Speaking after his defeat, Medvedev said he wanted to be careful with what he said, because in the heat of the moment – Zverev spoke very soon after his match, late at night – strange things get said.

But he went on to say that Zverev is the last person who should be criticising others.

“First, I do think that honestly with probably 90 players on tour I’m great friends,” he told reporters. “With maybe 50 it’s not like best friends but really great relationship. So I usually feel bad when something on court happens and let’s say I’m not fair play, because I know sometimes I’m not.”

Medvedev: “Sascha is living in his own world”

Medvedev actually did not take an official bathroom break as such – he returned to the court in the allotted time at change of ends, and then proceeded to lose the next two games anyway, allowing Zverev to serve for the match, a task he fell short on for the second time in the match.

“Sascha is living in his own world,” he told reporters in Monte-Carlo. “I already had like five players in the locker room coming to me and saying, Come on, Daniil, why are you so unfair (smiling)?”

Medvedev said it was probably possible to “find maybe 25 interviews of him (Zverev) where he does say some strange things” after a loss. And though Medvedev admitted he has been in the wrong in a number of cases with various players, with Zverev, he said it was not his fault.
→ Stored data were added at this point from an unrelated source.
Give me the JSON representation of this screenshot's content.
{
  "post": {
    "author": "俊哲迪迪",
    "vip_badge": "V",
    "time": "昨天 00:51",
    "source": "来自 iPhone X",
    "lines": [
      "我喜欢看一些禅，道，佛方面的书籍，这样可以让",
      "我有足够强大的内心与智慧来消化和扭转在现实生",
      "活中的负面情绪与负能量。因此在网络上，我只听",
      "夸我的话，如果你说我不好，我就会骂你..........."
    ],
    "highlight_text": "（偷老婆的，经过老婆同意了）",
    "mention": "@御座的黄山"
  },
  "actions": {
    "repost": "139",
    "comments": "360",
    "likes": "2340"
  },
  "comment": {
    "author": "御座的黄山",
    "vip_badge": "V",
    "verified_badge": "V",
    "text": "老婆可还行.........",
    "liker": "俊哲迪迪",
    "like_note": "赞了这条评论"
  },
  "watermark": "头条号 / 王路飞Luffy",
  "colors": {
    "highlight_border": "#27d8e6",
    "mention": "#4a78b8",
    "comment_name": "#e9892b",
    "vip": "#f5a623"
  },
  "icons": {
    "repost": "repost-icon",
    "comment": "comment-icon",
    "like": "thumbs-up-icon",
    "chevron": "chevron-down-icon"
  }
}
“Honestly saying like if guys like Casper (Ruud), I don’t know, Andrey (Rublev) , maybe Karen (Khachanov), even Diego (Schwartzman) – so I had let’s call it a fight with him in ATP Cup, honestly, I’m at fault, and probably he still like doesn’t like me the way maybe he liked me before this match – and I’m sorry that a guy like Diego, who’s so kind and so fair play, feels like this about me.

“Sascha is not this guy. Sascha is not like Casper, he’s not like Diego, he’s not like Andrey. When he says someone is not fair play, you’re like, Okay, great. Look at yourself in the mirror.”
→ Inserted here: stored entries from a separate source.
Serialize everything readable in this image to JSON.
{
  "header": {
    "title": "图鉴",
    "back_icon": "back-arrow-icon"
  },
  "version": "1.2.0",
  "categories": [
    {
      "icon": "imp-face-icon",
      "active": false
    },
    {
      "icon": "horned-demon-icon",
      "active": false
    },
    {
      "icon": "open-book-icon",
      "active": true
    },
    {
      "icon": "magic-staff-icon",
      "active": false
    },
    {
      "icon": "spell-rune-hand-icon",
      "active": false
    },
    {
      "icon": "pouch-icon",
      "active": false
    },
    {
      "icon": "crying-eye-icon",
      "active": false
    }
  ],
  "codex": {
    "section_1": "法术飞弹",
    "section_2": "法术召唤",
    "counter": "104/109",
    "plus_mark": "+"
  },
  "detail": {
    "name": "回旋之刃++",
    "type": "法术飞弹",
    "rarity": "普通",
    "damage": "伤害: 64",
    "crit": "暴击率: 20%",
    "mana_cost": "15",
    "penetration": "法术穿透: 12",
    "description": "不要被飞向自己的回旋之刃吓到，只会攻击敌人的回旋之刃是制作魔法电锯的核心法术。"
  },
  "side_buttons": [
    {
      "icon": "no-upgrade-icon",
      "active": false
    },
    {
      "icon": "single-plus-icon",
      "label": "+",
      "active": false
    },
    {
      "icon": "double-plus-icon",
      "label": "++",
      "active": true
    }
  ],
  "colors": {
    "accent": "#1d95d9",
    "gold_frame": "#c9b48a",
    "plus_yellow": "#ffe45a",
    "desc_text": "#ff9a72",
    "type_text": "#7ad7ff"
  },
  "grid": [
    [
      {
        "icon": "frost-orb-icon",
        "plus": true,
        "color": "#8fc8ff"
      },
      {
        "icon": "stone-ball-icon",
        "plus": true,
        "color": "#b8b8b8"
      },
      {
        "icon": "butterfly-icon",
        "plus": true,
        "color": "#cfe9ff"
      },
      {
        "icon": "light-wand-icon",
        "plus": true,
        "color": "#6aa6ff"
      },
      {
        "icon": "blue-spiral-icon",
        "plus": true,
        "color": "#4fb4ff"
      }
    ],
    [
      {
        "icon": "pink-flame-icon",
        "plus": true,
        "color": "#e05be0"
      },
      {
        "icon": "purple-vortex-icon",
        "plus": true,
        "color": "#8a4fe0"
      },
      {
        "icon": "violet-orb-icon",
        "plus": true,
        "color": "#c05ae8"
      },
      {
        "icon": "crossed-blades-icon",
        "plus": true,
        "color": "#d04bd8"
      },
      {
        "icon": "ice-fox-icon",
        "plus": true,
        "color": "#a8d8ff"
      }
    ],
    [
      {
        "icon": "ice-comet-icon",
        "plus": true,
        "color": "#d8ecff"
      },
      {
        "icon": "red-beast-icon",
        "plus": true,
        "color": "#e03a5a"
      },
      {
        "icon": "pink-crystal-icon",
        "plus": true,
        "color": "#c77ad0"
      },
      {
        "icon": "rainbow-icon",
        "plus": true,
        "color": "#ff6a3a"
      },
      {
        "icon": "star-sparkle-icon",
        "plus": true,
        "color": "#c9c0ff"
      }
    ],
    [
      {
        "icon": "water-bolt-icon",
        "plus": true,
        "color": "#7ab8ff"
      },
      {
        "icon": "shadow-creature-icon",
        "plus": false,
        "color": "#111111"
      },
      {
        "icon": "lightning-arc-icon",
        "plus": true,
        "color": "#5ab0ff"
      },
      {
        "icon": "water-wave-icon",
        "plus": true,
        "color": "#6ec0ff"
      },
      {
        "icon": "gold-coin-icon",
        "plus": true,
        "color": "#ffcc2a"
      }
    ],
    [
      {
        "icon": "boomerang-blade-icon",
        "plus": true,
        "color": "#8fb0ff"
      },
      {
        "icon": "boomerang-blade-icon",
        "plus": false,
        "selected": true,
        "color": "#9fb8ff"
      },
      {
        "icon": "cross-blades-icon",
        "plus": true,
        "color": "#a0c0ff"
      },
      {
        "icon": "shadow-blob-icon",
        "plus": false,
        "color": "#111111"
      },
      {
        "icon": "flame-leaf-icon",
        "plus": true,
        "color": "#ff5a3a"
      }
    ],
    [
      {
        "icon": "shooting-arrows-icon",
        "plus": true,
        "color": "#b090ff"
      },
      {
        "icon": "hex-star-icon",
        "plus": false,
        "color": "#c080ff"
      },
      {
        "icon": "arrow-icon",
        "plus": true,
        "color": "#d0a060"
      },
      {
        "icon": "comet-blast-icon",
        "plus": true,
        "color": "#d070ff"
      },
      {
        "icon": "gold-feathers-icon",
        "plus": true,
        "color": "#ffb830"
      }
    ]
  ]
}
Medvedev: “At the moment, I don’t care much”

Medvedev also took issue with Zverev’s comments, made at various times, that the pair are good friends.

“I’m not going to go too much into details. Just gonna say we were never really close friends, maybe only in juniors. That’s only him, in his congratulations speeches, saying something like he was friends with me and my wife, which is definitely not the case since long time. I never said this.

“So it doesn’t disappoint me at all, but again, if in one week he’s going to continue saying, well, I’m going to going to come to him in the locker room and say: ‘let’s discuss what’s wrong, tell me, I’m gonna tell you, and maybe we never gonna speak again and we are gonna be enemies or whatever. But at this moment I don’t care much.”